Je pense que ça ne va pas dans un seul sens quand on écrit une adaptation : ça enrichit l'oeuvre originale, et moi aussi j'en retire quelque chose. Là, pour le coup, c'est une exception, car ce 'nest pas l'opéra qui m'a marquée mais bien le roman original. J'avais vraiment envie de dessiner le personnage pour retranscrire son humanité et sa tristesse profonde.
Au fil de votre carrière vous vous êtes essayée à de nombreux styles : aventure, romance, mystère, historique... Qu'est-ce qui vous pousse à vouloir vous diversifier ainsi ? Y a-t-il un style où vous vous sentez plus à l'aise ?
Travailler dans la diversité est parfois un désavantage parce que les fans finissent par se diviser, par faire des choix dans ce qu'ils aiment chez nous et ce qu'ils aiment moins, et commercialement ce n'est peut-être pas aussi efficace que si on restait sur un seul créneau. Mais d'un autre côté, je trouve que c'est important pour la liberté d'expression d'un artiste. Moi, ça me permet de choisir les histoires qui m'ont vraiment plu et que je souhaite transmettre à mes lecteurs.

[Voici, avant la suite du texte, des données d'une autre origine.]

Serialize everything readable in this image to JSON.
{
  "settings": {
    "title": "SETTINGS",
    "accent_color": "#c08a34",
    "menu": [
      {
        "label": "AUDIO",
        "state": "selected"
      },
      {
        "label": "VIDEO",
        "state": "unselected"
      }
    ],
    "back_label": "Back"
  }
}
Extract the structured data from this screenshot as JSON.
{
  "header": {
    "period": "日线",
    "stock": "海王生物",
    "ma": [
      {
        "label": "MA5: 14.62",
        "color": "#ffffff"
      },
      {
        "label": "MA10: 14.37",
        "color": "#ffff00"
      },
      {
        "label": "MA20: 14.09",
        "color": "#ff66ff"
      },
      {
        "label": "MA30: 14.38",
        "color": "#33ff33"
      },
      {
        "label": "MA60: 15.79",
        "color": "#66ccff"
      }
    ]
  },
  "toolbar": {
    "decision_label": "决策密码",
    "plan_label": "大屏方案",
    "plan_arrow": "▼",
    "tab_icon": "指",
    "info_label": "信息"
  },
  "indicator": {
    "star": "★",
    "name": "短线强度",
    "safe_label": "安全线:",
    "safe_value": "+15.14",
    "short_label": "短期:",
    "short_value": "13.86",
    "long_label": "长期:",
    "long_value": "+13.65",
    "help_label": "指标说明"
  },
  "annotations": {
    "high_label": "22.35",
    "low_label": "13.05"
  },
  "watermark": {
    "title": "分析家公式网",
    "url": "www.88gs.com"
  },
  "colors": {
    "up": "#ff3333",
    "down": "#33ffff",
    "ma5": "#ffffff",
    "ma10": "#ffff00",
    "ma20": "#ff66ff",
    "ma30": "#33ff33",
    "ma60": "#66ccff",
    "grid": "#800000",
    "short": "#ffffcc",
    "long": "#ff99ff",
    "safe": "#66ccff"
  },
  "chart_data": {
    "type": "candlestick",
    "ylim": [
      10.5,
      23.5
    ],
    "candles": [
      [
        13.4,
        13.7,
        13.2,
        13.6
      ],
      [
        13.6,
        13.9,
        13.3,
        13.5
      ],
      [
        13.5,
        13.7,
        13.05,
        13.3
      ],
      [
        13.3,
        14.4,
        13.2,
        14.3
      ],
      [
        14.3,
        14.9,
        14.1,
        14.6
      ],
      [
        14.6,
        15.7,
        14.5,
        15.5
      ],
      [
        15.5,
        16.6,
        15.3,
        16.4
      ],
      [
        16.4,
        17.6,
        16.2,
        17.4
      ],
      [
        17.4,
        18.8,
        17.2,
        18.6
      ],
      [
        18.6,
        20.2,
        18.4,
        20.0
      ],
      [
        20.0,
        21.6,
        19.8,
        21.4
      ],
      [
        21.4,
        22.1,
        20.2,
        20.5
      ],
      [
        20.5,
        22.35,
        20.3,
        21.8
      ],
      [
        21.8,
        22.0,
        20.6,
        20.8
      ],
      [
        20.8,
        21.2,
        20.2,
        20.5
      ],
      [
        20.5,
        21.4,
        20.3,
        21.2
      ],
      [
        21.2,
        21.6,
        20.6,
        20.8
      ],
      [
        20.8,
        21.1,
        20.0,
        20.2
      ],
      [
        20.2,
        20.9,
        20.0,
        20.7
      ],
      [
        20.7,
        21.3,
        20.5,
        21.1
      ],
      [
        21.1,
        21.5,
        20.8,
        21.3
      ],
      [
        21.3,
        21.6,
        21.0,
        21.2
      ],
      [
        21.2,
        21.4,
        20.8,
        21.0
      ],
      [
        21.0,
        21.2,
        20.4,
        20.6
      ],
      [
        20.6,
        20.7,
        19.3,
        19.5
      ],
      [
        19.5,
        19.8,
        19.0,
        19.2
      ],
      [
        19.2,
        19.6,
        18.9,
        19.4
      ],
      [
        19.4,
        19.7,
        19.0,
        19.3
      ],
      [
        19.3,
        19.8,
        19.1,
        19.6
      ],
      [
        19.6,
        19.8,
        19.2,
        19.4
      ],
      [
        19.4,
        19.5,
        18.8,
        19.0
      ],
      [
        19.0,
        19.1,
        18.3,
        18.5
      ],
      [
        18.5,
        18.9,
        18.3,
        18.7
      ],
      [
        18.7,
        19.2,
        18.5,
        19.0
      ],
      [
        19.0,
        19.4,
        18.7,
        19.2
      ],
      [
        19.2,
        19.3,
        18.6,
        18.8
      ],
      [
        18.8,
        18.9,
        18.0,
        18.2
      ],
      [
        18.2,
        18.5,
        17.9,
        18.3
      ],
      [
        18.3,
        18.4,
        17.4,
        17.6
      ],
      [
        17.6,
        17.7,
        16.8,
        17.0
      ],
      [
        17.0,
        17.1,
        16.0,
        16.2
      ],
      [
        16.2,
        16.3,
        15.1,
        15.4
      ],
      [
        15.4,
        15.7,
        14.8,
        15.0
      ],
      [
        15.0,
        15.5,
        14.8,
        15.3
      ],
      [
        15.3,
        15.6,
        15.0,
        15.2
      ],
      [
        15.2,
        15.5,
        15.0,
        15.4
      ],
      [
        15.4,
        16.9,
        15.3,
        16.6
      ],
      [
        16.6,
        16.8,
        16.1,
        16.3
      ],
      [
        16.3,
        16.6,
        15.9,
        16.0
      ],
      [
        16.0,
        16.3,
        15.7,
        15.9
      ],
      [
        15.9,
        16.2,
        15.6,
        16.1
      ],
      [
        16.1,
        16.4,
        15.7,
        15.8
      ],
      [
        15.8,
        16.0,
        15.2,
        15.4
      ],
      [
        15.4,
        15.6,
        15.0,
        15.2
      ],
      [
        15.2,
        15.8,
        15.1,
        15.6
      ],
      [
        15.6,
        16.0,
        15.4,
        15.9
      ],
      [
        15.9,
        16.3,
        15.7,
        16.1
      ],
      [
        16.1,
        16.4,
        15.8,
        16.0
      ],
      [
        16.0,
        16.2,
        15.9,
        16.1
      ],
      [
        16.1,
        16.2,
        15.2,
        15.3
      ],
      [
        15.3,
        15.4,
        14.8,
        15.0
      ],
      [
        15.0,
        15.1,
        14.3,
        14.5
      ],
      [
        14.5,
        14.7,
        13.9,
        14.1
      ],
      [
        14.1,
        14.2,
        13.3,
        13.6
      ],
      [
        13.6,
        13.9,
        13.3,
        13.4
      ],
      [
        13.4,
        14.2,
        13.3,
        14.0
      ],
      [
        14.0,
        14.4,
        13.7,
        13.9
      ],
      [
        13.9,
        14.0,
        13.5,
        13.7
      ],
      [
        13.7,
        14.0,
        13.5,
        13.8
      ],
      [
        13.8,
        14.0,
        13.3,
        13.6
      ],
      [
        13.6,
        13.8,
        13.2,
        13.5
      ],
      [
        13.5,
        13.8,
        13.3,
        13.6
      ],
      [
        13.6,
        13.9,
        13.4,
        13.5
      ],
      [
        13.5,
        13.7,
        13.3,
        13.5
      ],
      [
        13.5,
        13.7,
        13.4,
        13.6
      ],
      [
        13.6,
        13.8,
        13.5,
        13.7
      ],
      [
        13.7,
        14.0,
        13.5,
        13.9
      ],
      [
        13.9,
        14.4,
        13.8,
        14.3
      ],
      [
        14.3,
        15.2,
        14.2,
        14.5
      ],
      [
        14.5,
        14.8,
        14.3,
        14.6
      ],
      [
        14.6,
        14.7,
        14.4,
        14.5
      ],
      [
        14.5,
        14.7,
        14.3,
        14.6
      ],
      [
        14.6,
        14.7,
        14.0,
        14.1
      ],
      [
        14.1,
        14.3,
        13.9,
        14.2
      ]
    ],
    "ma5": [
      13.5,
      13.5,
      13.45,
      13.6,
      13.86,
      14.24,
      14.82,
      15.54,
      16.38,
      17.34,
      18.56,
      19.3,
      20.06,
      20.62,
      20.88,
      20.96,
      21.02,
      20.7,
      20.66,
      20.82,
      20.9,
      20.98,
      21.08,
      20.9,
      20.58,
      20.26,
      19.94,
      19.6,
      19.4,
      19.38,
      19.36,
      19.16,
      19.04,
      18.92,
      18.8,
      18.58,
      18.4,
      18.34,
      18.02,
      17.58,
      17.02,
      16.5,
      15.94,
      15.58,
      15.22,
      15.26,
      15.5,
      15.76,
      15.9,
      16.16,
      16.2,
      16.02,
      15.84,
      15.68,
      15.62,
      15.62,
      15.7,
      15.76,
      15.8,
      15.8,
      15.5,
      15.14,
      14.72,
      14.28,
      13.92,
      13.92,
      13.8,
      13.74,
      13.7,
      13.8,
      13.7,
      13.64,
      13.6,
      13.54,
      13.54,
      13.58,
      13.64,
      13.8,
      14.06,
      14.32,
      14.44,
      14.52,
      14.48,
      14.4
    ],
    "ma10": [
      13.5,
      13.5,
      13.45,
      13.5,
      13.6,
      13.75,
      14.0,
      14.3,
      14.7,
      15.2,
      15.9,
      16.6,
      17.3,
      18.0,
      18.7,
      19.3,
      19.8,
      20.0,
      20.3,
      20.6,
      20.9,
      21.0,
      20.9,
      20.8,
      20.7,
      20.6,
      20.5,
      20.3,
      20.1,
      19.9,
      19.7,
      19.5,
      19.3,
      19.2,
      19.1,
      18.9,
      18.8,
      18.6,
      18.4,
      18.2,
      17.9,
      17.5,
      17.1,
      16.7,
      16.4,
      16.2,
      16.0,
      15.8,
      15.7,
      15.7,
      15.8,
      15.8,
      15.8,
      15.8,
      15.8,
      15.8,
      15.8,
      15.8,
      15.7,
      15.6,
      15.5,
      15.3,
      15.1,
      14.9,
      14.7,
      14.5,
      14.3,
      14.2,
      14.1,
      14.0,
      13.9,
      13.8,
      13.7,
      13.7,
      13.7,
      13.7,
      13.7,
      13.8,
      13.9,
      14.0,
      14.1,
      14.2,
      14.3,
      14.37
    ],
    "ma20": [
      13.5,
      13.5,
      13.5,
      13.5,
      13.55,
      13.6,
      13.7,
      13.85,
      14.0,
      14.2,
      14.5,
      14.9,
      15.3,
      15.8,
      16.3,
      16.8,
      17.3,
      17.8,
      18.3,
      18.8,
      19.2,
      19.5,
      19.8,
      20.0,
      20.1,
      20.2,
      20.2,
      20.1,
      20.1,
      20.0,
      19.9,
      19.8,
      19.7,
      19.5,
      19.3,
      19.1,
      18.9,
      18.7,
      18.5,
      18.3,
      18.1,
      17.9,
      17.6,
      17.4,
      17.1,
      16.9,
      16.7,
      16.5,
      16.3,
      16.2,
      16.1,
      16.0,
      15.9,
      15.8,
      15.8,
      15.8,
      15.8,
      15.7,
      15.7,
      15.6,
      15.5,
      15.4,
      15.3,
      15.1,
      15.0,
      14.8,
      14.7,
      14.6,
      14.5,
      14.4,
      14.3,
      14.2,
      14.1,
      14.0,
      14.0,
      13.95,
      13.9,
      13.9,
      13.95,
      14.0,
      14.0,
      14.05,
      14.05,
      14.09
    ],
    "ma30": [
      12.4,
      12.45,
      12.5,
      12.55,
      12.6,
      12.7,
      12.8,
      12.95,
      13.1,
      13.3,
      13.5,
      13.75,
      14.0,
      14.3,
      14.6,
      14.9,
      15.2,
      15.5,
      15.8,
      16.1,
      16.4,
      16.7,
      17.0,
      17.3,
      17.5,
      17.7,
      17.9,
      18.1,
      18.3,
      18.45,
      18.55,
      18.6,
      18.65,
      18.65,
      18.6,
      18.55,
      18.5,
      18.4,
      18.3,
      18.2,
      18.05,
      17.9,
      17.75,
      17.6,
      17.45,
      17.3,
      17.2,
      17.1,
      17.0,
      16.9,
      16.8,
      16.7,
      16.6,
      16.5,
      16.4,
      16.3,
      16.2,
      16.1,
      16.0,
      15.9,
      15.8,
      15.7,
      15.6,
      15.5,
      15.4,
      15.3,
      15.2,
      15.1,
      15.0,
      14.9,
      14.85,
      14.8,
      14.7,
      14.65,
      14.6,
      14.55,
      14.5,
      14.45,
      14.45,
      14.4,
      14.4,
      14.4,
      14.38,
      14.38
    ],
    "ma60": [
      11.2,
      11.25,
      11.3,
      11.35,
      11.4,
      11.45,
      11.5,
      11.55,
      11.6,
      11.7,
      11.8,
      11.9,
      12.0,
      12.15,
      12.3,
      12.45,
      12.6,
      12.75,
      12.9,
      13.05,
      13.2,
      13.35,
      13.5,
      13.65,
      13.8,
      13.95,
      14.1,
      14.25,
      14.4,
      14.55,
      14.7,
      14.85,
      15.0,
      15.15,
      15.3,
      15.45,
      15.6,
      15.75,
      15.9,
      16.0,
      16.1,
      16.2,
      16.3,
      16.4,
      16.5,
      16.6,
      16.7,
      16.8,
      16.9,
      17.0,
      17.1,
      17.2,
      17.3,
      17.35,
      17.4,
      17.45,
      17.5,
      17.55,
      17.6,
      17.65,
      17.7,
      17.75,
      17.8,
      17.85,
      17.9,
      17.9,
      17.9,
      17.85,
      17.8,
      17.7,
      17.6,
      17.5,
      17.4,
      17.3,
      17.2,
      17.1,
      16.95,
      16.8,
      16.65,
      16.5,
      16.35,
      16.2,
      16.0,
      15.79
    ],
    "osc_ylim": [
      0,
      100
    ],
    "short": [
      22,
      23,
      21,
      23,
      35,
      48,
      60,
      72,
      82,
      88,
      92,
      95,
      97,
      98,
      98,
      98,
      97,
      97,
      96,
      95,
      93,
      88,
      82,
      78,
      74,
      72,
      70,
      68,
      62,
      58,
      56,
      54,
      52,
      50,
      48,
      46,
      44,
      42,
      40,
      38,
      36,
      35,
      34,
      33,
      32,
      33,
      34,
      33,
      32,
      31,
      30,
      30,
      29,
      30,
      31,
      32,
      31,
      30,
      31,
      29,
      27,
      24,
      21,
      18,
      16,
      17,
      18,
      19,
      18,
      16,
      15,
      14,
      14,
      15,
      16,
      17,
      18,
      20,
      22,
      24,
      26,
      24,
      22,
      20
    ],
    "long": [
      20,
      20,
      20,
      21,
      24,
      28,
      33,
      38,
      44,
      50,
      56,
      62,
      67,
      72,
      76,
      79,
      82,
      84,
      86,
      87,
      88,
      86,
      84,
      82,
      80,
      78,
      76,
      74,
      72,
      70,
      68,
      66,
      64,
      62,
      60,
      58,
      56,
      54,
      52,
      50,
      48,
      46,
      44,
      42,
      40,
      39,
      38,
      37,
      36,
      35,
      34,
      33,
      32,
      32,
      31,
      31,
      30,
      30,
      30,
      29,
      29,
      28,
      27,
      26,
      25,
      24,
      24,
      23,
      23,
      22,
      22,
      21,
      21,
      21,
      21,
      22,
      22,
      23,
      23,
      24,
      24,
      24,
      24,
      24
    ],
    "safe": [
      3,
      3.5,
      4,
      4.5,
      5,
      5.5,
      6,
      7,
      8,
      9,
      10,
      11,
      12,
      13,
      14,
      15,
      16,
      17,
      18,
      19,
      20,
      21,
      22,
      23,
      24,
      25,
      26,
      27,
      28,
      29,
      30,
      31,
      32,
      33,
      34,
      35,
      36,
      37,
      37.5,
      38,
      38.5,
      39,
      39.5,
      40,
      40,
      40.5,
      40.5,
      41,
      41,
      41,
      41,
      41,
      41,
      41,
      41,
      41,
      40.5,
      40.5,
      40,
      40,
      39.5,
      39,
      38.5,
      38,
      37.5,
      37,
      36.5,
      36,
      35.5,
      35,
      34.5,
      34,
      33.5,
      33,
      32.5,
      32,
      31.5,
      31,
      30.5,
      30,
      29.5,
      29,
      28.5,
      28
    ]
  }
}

D'un point de vue artistique ça doit également être plus intéressant pour vous. Quand vous changez ainsi de style, est-ce que ça change aussi votre façon de dessiner ?
Comme j'ai une expérience assez conséquente, je peux affirmer qu'après 25 ans de travail on peut se permettre de dessiner n'importe quelle oeuvre, n'importe quel type d'histoire sans remettre en question sa personnalité.
A travers plusieurs de vos séries, on vous sent assez attirée par la culture occidentale...
Je ne fais pas forcément de distinction. Par exemple, prenez la Route de la Soie : c'est un grand tout, où des mondes très différents sont connectés entre eux et où chacun a son interprétation, mais où on reste plus ou moins connecté par cette idée générale de la culture qui nous pousse à créer de nouvelles choses. C'est ça qui me plaît dans l'Histoire avec un grand H : nous avons une richesse qui nous pousse toujours à explorer, et c'est là que je puise mon inspiration.
Au fil de votre carrière vous avez surtout officié dans le shôjo/josei. Quel bilan feriez-vous de ce genre que vous avez vu évoluer durant ces dernières décennies ?
Pour ce qui est des genres, l'évolution est bien là : maintenant les filles lisent des mangas pour garçons, et vice versa, il y a moins de honte qu'avant à lire les autres genres, si bien qu'il n'y a plus tant de barrières que ça. Mais quand on compare les mangas pour filles d'il y a 30 ans comme La Rose de Versailles et ceux de maintenant, j'ai l'impression que la richesse des thématiques s'est un peu appauvrie.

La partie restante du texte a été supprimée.